Question

A massless spring gets elongated by amount \( x_1 \) under a tension of 5 N. Its elongation is \( x_2 \) under the tension of 7 N. For the elongation of \( 5x_1 - 2x_2 \), the tension in the spring will be:

• A. 15 N
• B. 20 N
• C. 11 N
• D. 39 N

Hint:

The elongation of a spring is directly proportional to the applied force, so use the proportionality constant to find the tension for any given elongation.

Answer 1

The Correct Option is C

To find the tension in the spring for the given elongation of \(5x_1 - 2x_2\), let's use Hooke's Law, which states that the tension or force applied to a spring is directly proportional to its elongation, i.e., \(F = kx\), where \(k\) is the spring constant. 

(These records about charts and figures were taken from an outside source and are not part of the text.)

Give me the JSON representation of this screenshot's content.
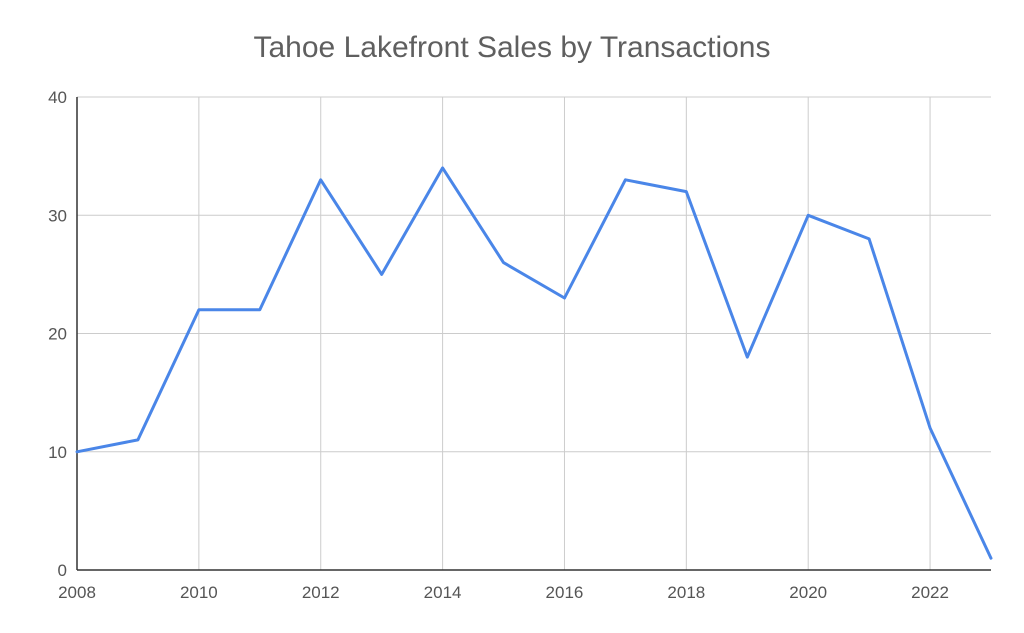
{
  "chart_data": {
    "type": "line",
    "title": "Tahoe Lakefront Sales by Transactions",
    "xlabel": "",
    "ylabel": "",
    "xlim": [
      2008,
      2023
    ],
    "ylim": [
      0,
      40
    ],
    "x_ticks": [
      2008,
      2010,
      2012,
      2014,
      2016,
      2018,
      2020,
      2022
    ],
    "y_ticks": [
      0,
      10,
      20,
      30,
      40
    ],
    "grid": true,
    "legend": "none",
    "series": [
      {
        "color": "#4a86e8",
        "x": [
          2008,
          2009,
          2010,
          2011,
          2012,
          2013,
          2014,
          2015,
          2016,
          2017,
          2018,
          2019,
          2020,
          2021,
          2022,
          2023
        ],
        "values": [
          10,
          11,
          22,
          22,
          33,
          25,
          34,
          26,
          23,
          33,
          32,
          18,
          30,
          28,
          12,
          1
        ]
      }
    ]
  }
}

1. Under a tension of 5 N, the elongation is \(x_1\). Therefore, from Hooke's Law, we have: \(5 = k x_1\)
2. Under a tension of 7 N, the elongation is \(x_2\). Therefore: \(7 = k x_2\)
3. We need to find the tension for an elongation of \(5x_1 - 2x_2\). First, let's express this elongation in terms of the known values: \(T = k (5x_1 - 2x_2)\)
4. Substitute the expressions for \(x_1\) and \(x_2\) from the above equations:
   • \(x_1 = \frac{5}{k}\)
   • \(x_2 = \frac{7}{k}\)
5. Now substitute these back into the formula for \(T\): 

\[T = k \left(5 \cdot \frac{5}{k} - 2 \cdot \frac{7}{k}\right) = k \left(\frac{25}{k} - \frac{14}{k}\right) = k \cdot \frac{11}{k} = 11\]

Therefore, the tension in the spring for the elongation of \(5x_1 - 2x_2\) is 11 N. The correct answer is 11 N.

Answer 2

The elongation of a spring is directly proportional to the applied tension (according to Hooke's law), so we can write: \[ x_1 = k \cdot 5, \quad x_2 = k \cdot 7, \] where \( k \) is the spring constant. Now, for the elongation \( 5x_1 - 2x_2 \), we have: \[ 5x_1 - 2x_2 = 5(k \cdot 5) - 2(k \cdot 7) = k(25 - 14) = k \cdot 11. \] The tension required for this elongation is \( T = k \cdot 11 \), so the tension is 11 N.